THE BIGELOW REDEMPTION
WHAT WE MUST LEARN FROM THE UNEXPECTED LOSS OF A BEAUTIFUL LOOKOUT
On the afternoon of April 15, 2011 a high profile fire lookout located on the Appalachian Trail in Maine was intentionally burned to the ground by state park personnel, and with it went more than a century of history, dating all the way back to 1905! How did this happen? It is a classic story, and one we simply must learn from.
One of a very few ground house lookouts in Maine, the important Bigelow Lookout (located on Avery Peak) was rebuilt by the Maine Forest Service in 1967 with a new stone foundation and a classic north woods style 12'x12' wooden cab that had been prebuilt the winter before. With one of the most sweeping views of any fire tower in the state is was no surprise that such a major investment on a new structure was made. The future of the lookout seemed assured for another 60 years.
Unfortunately, the Maine Forest Service began phasing out lookouts in the 1980s and even Bigelow went dark, with no attention given to maintenance. By2000 only three lookouts, Agamenticus, Mt. Hope, and Ossipee remained staffed, all three by FFLA volunteers and members of local fire districts. Surprisingly, no one came forward to staff Bigelow, even though it was popular hiking destination atop one of the state's few 4,000-foot peaks.
While the lookout gradually succumbed in abandonment, big things were happening to the mountain it sat upon. Avery Peak and 6,000 acres around it was acquired by developers and promoted as a major ski area and a possible venue for the Winter Olympics. Not everyone was pleased, and in 1976 Maine voters approved the Bigelow Preserve Act by referendum with a margin of 33,000 votes. Eventually the new state park grew to 33,000 acres with the fire lookout at its crown. The structure was transferred from the Forest Service to the State Parks Division.
The next chapters in the story are where our lesson lies. The Bureau of Parks and Lands prepared long range management plans which did not include maintaining the lookout as a public contact point, even one staffed by volunteers. Four public meetings to allow citizens to respond to the plans were held between 2005 and 2007 and no objections were made to the removal of the lookout. Having completed the public input phase, the state park planners followed up with multiple meeting of Advisory Committees and internal interdisciplinary review. The Maine Forest Service approved removal as it was not longer used, and a review of records found no reference to historic status (amazingly, no one had listed Bigelow, the second oldest lookout site in the state, to the National Historic Lookout Register). The State Historic Preservation Office considers only properties 50 years or older, and at age 46 the restored lookout did not qualify.

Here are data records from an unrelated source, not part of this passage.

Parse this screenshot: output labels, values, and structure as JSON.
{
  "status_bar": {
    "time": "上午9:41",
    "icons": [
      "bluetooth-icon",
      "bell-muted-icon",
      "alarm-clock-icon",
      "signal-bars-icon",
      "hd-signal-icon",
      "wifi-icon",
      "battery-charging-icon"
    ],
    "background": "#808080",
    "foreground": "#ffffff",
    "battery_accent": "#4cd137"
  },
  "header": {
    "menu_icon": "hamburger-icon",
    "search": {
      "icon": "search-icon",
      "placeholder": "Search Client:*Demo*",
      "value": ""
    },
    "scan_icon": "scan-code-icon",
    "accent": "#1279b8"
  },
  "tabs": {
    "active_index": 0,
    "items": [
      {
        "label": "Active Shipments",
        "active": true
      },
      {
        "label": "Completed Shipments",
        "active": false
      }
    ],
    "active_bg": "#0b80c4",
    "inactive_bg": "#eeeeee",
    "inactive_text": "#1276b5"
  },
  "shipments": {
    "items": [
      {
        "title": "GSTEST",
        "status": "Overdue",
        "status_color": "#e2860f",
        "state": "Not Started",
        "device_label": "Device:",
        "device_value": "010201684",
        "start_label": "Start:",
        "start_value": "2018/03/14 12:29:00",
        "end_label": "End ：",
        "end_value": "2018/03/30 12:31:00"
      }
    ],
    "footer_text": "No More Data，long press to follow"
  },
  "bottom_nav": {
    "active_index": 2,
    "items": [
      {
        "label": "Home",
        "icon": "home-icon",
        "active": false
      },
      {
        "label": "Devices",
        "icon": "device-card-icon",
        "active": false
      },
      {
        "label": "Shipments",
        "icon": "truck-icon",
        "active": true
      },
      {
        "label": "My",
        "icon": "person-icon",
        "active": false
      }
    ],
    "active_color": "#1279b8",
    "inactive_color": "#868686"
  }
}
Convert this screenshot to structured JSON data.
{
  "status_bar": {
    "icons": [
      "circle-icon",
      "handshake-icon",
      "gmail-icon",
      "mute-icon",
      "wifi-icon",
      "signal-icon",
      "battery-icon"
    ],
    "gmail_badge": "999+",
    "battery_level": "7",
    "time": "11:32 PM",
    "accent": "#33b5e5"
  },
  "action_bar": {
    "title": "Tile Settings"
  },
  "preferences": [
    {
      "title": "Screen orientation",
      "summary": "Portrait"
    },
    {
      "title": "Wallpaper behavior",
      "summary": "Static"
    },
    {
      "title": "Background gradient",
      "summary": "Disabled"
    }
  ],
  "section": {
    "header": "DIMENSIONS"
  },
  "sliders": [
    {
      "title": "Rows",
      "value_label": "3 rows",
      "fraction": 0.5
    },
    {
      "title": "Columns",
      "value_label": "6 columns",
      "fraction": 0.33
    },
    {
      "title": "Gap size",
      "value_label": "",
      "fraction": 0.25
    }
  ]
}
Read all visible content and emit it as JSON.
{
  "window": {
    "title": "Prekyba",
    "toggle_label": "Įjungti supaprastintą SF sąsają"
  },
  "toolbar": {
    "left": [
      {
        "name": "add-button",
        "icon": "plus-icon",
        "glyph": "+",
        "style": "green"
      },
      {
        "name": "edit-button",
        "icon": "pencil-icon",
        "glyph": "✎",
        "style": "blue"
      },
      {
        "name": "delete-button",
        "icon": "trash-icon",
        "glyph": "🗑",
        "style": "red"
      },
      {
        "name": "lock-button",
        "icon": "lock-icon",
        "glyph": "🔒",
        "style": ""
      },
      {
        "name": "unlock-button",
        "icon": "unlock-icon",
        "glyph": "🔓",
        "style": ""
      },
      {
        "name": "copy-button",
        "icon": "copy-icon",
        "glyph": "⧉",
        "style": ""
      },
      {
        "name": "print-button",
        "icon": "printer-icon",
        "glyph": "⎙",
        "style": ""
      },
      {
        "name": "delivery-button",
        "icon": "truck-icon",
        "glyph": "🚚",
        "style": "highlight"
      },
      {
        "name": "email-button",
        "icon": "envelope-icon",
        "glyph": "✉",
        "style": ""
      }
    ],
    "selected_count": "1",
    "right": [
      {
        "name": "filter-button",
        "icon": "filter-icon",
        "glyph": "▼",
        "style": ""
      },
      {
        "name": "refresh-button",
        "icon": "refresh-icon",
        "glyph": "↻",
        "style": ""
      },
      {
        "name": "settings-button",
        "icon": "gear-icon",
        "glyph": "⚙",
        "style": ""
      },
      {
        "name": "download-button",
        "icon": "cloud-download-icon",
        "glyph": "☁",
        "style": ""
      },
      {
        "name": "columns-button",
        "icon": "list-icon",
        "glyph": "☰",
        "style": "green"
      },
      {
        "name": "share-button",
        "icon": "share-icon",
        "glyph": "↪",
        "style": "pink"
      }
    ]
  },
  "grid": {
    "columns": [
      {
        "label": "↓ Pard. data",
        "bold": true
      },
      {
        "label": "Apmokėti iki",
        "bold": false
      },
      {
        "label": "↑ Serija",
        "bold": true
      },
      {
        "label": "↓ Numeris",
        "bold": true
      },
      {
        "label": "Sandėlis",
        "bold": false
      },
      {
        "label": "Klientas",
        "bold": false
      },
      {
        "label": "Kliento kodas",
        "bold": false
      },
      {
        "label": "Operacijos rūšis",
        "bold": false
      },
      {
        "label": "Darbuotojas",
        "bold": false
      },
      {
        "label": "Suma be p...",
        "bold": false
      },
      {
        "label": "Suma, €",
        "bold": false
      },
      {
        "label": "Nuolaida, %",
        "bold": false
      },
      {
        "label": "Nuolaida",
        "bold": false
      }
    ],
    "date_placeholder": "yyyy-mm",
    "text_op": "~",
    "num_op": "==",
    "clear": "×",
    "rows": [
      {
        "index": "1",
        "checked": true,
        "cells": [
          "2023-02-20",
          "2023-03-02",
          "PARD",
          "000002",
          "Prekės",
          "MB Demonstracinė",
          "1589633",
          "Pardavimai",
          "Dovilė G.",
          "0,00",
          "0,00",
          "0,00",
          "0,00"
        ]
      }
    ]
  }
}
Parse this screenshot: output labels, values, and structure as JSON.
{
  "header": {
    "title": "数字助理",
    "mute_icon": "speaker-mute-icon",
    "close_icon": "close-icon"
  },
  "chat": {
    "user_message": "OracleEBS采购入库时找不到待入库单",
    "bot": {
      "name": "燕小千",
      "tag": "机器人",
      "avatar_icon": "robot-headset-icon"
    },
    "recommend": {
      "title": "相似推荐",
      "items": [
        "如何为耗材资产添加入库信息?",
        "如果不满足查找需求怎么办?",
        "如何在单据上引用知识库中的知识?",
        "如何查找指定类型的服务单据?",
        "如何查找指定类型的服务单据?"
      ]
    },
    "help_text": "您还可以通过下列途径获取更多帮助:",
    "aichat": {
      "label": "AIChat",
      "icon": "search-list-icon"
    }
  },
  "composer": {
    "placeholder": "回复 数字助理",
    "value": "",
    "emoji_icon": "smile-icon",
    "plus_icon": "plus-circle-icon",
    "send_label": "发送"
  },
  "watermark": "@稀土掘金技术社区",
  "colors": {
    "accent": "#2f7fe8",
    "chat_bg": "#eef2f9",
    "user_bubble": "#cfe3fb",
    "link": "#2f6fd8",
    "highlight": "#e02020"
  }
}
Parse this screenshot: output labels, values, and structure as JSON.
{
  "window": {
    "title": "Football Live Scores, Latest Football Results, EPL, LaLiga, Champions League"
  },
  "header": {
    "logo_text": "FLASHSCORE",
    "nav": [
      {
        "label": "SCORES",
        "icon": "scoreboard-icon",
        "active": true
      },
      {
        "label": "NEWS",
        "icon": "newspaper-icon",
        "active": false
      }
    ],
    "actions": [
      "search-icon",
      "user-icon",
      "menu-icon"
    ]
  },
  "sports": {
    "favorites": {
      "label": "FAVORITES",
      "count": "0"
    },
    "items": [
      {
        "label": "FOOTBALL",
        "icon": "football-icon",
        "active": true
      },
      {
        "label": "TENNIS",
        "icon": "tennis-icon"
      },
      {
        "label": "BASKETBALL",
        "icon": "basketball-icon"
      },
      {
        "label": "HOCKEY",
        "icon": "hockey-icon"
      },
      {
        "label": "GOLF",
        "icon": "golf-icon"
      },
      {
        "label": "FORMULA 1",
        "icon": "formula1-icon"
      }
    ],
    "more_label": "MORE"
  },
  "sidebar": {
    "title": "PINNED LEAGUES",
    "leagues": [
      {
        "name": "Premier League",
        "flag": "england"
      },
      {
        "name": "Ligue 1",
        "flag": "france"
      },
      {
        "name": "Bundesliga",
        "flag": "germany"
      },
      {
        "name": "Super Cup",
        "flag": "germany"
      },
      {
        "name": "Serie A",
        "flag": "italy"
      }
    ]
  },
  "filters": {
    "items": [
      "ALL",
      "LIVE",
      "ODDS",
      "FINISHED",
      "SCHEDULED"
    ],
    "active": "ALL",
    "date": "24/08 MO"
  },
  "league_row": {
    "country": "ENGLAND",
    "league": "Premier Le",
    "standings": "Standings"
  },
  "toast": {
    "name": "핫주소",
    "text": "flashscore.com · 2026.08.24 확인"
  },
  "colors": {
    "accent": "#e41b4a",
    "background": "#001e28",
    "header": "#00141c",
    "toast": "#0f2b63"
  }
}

Much of the foregoing review comes from a complete review conducted by Maine Chapter Director Bill Cobb, who responded immediately in April at my request. We can honestly ask ourselves, where were the members of FFLA in Maine during all these public hearings? The answer is that there are too few FFLA members who live in Maine to have known about what was happening. The Chapter Director, Bill Cobb, lives in Massachusetts and has a large job as FFLA webmaster. He took the Maine director job at my personal request after we failed to find anyone else interested. Our most active Maine members, the ones who staffed the lookouts, had either passed away or retired. Our excellent fire tower inventories were completed by the late Dave Hilton, and updated by Bill Cobb, Bill Spach (West Virginia), Bob Spear (New Jersey) and Mark Haughwout (Vermont). Our Deputy Chair, Peter Barr, lives in western North Carolina. Although he completed a well-publicized 2,178-mile hike of the Appalachian Trail last year and visited the lookout, he was unaware of the pending removal. Not surprising, since our local members didn't know either. There are no faults here, only a record of too few people covering too much territory.
HOW HAS FFLA RESPONDED? THE "BIGELOW REDEMPTION"
The lookout is gone ... but FFLA has responded aggressively to the experience with a four-part initiative:
1. The Eastern Region would be split in two, with the proposed creation of a new Southern Region. This proposal is before the Board of Directors as a bylaws amendment.
2. New procedures are being developed by the Executive Committee (FFLA officers) to establish periodic reviews by the Deputy Chairs with every Chapter Director.
3. A new requirement is proposed that every Chapter Director establish communication with the appropriate State Heritage Protection Office. In states with multiple chapters, one director would be given this responsibility.
4. FFLA will establish a permanent Liaison Officer with the Appalachian Trail Conservancy.
The bottom line: FFLA learns from our failures, and responds to opportunities to inventory, restore, and promote the importance of fire lookouts in all 50 states!
I am looking forward to seeing many of you soon at Mt. Hood, Oregon!